I am currently reading the New Testament more or less in the order that it was written. I began with the Acts of the Apostles, which discusses the missionary efforts of Jesus's followers after his ascension to heaven.
Taking the Acts as a historical document, I am very impressed by how chaotic social religious and political scene was in this era of "Roman peace." Many of you know that during this apostolic era was characterized by strong opposition to the new Christian movement by a variety of better established Jewish and Greek/Roman parties. It is remarkable how nervous the established powers seem to have been – how quickly they ran to the Roman authorities to denounce the new religious movement. There is a lot of actual fighting described or implied, and of course sometimes the opponents of the Christians got them imprisoned, beaten up, and murdered.
We have to wonder-- at least I do – whether the reaction by the established religious authorities was justified or completely out of proportion. Is there a big difference between these two alternatives? Either way it's not exactly happy days in the Eastern Mediterranean in the first century A.D.

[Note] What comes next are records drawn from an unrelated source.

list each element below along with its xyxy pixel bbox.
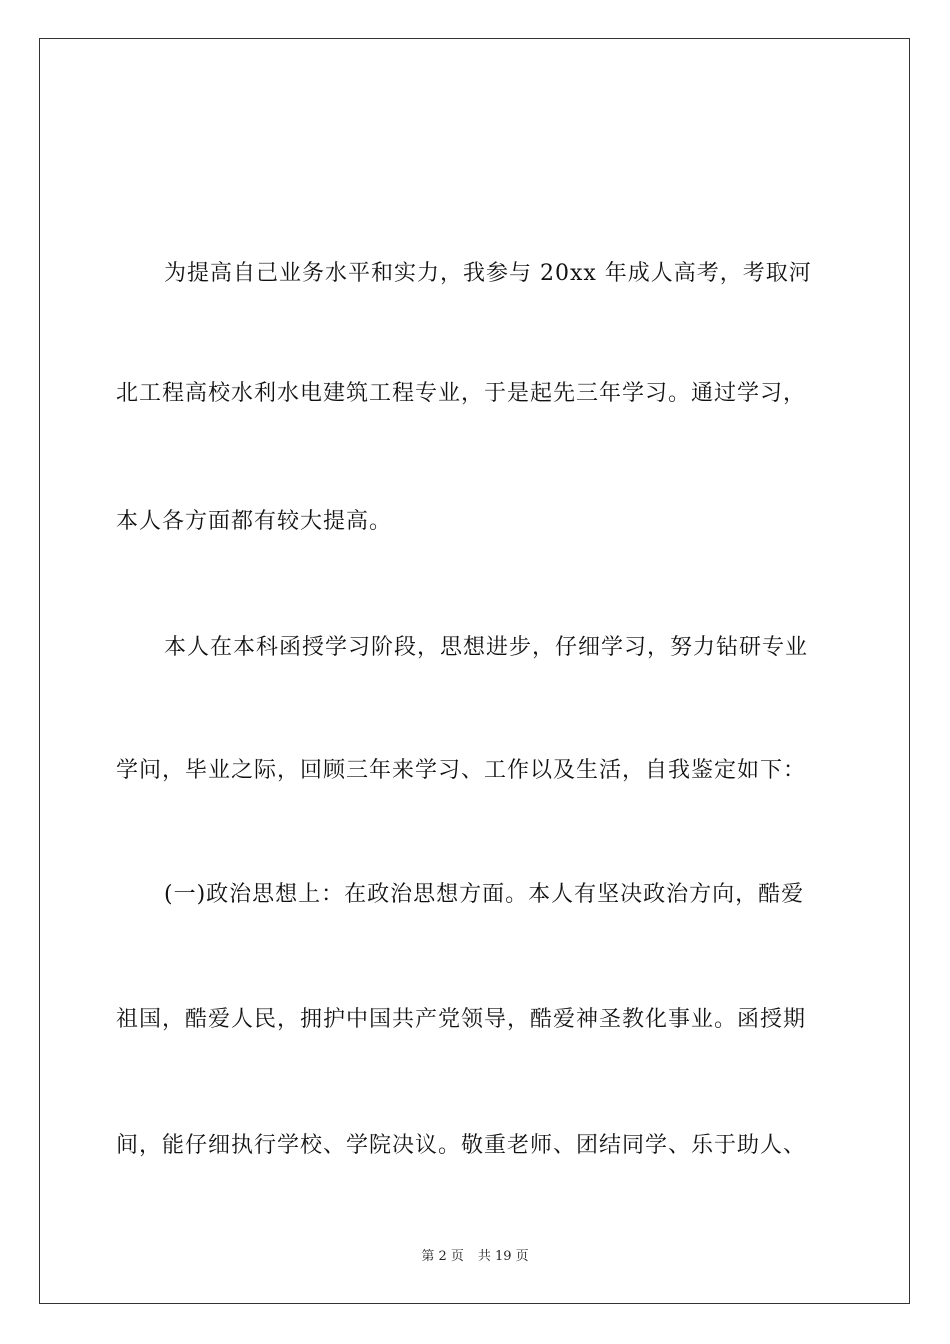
paragraph-2-line-2: 学问，毕业之际，回顾三年来学习、工作以及生活，自我鉴定如下： xyxy=(116,758,807,783)
page-frame xyxy=(39,38,910,1304)
paragraph-1-line-1: 为提高自己业务水平和实力，我参与 20xx 年成人高考，考取河 xyxy=(164,261,812,286)
page-total: 共 19 页 xyxy=(477,1249,529,1264)
paragraph-3-line-2: 祖国，酷爱人民，拥护中国共产党领导，酷爱神圣教化事业。函授期 xyxy=(116,1007,807,1032)
paragraph-3-line-3: 间，能仔细执行学校、学院决议。敬重老师、团结同学、乐于助人、 xyxy=(116,1133,807,1158)
page-footer xyxy=(0,1248,950,1266)
paragraph-1-line-3: 本人各方面都有较大提高。 xyxy=(116,509,393,534)
paragraph-2-line-1: 本人在本科函授学习阶段，思想进步，仔细学习，努力钻研专业 xyxy=(164,635,809,660)
paragraph-1-line-2: 北工程高校水利水电建筑工程专业，于是起先三年学习。通过学习， xyxy=(116,381,807,406)
paragraph-3-line-1: (一)政治思想上：在政治思想方面。本人有坚决政治方向，酷爱 xyxy=(164,882,805,907)
page-number: 第 2 页 xyxy=(421,1249,464,1264)
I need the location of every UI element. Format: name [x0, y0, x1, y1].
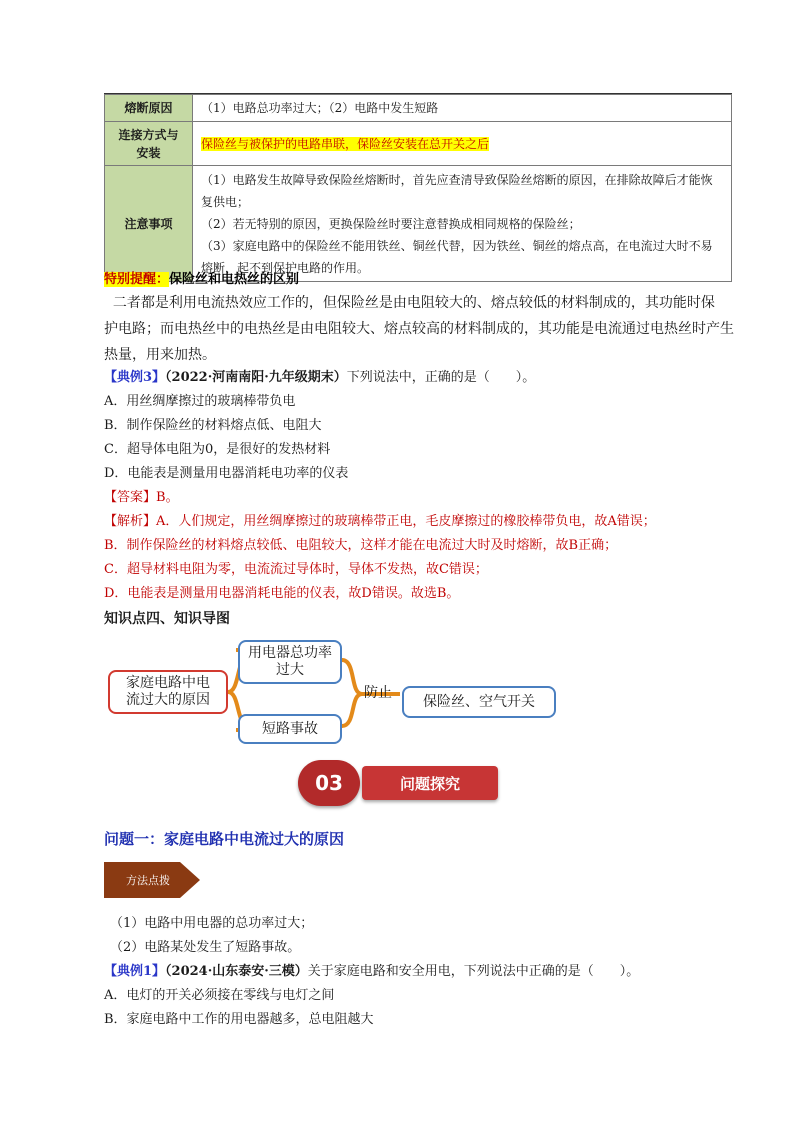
answer-line: [104, 486, 179, 510]
analysis-tag: 【解析】: [104, 514, 157, 529]
mindmap-cause-short: 短路事故: [238, 714, 342, 744]
example-source: （2022·河南南阳·九年级期末）: [165, 370, 347, 385]
tip-body: [104, 290, 734, 368]
method-point: （2）电路某处发生了短路事故。: [110, 940, 301, 955]
table-header-cell: 熔断原因: [105, 95, 193, 122]
mindmap-cause-power: [238, 640, 342, 684]
tip-line: [104, 290, 734, 316]
highlighted-text: 保险丝与被保护的电路串联，保险丝安装在总开关之后: [201, 136, 490, 151]
analysis-text: A．人们规定，用丝绸摩擦过的玻璃棒带正电，毛皮摩擦过的橡胶棒带负电，故A错误；: [156, 514, 656, 529]
note-line: （2）若无特别的原因，更换保险丝时要注意替换成相同规格的保险丝；: [201, 216, 581, 231]
table-header-line: 安装: [136, 145, 161, 160]
example-tag: 【典例3】: [104, 370, 166, 385]
tip-line: 热量，用来加热。: [104, 347, 216, 363]
tip-line-text: 二者都是利用电流热效应工作的，但保险丝是由电阻较大的、熔点较低的材料制成的，其功能时保: [112, 295, 715, 311]
answer-value: B。: [156, 490, 179, 505]
branch-line-merge-lower: [342, 694, 362, 726]
table-header-line: 连接方式与: [118, 127, 179, 142]
method-point: （1）电路中用电器的总功率过大；: [110, 916, 314, 931]
option: D．电能表是测量用电器消耗电功率的仪表: [104, 466, 349, 481]
analysis-line: [104, 510, 656, 534]
section-number-badge: 03: [298, 760, 360, 806]
mindmap-prevent-label: 防止: [364, 685, 392, 701]
example3-heading: [104, 366, 535, 390]
option: B．制作保险丝的材料熔点低、电阻大: [104, 418, 322, 433]
analysis-line: B．制作保险丝的材料熔点较低、电阻较大，这样才能在电流过大时及时熔断，故B正确；: [104, 538, 618, 553]
branch-line-merge-upper: [342, 660, 362, 694]
table-cell: （1）电路总功率过大；（2）电路中发生短路: [193, 95, 732, 122]
answer-tag: 【答案】: [104, 490, 157, 505]
note-line: （3）家庭电路中的保险丝不能用铁丝、铜丝代替，因为铁丝、铜丝的熔点高，在电流过大时不易: [201, 238, 713, 253]
mindmap-root-line: 家庭电路中电: [126, 675, 210, 691]
table-header-cell: 注意事项: [105, 166, 193, 282]
knowledge-title: 知识点四、知识导图: [104, 611, 230, 627]
problem-title: 问题一：家庭电路中电流过大的原因: [104, 830, 345, 848]
table-row: [105, 95, 732, 122]
section-banner-title: 问题探究: [362, 766, 498, 800]
table-cell: [193, 166, 732, 282]
analysis-line: D．电能表是测量用电器消耗电能的仪表，故D错误。故选B。: [104, 586, 460, 601]
example-question: 下列说法中，正确的是（ ）。: [346, 370, 536, 385]
note-line: 熔断，起不到保护电路的作用。: [201, 260, 370, 275]
method-tag-label: 方法点拨: [126, 874, 170, 887]
mindmap-cause-line: 用电器总功率: [248, 645, 332, 661]
option: A．电灯的开关必须接在零线与电灯之间: [104, 988, 335, 1003]
mindmap-root-line: 流过大的原因: [126, 692, 210, 708]
table-row: [105, 166, 732, 282]
note-line: （1）电路发生故障导致保险丝熔断时，首先应查清导致保险丝熔断的原因，在排除故障后才能恢: [201, 172, 713, 187]
tip-label: 特别提醒：: [104, 272, 170, 287]
example-tag: 【典例1】: [104, 964, 166, 979]
option: C．超导体电阻为0，是很好的发热材料: [104, 442, 331, 457]
fuse-table: [104, 94, 732, 282]
tip-title: 保险丝和电热丝的区别: [169, 272, 300, 287]
table-header-cell: [105, 122, 193, 166]
note-line: 复供电；: [201, 194, 250, 209]
table-row: [105, 122, 732, 166]
mindmap-cause-line: 过大: [276, 662, 304, 678]
example-source: （2024·山东泰安·三模）: [165, 964, 308, 979]
method-tag: [104, 862, 200, 898]
tip-heading: [104, 268, 299, 287]
table-cell: [193, 122, 732, 166]
option: A．用丝绸摩擦过的玻璃棒带负电: [104, 394, 296, 409]
mindmap-device: 保险丝、空气开关: [402, 686, 556, 718]
example-question: 关于家庭电路和安全用电，下列说法中正确的是（ ）。: [307, 964, 640, 979]
mindmap-root: [108, 670, 228, 714]
example1-heading: [104, 960, 639, 984]
analysis-line: C．超导材料电阻为零，电流流过导体时，导体不发热，故C错误；: [104, 562, 488, 577]
tip-line: 护电路；而电热丝中的电热丝是由电阻较大、熔点较高的材料制成的，其功能是电流通过电热丝时产生: [104, 321, 734, 337]
option: B．家庭电路中工作的用电器越多，总电阻越大: [104, 1012, 374, 1027]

You might well come away with a much more sympathetic understanding of Pontius Pilate, the Roman governor who did his best to stay out of the conflict between the established Jewish authorities in Jerusalem and Jesus's movement. It may have been commonplace to credit the Romans and their representatives with peace and reform, but if you were one of the governors mentioned in Acts, you probably felt that your office was like a wild horse, and you would be lucky to stay on it.

1 comment:

  1. My understanding from my university history professors is that the Romans viewed being assigned to Judea as something of a punishment detail. It raised the question: Who had Pilate angered in order to get himself sent to Judea?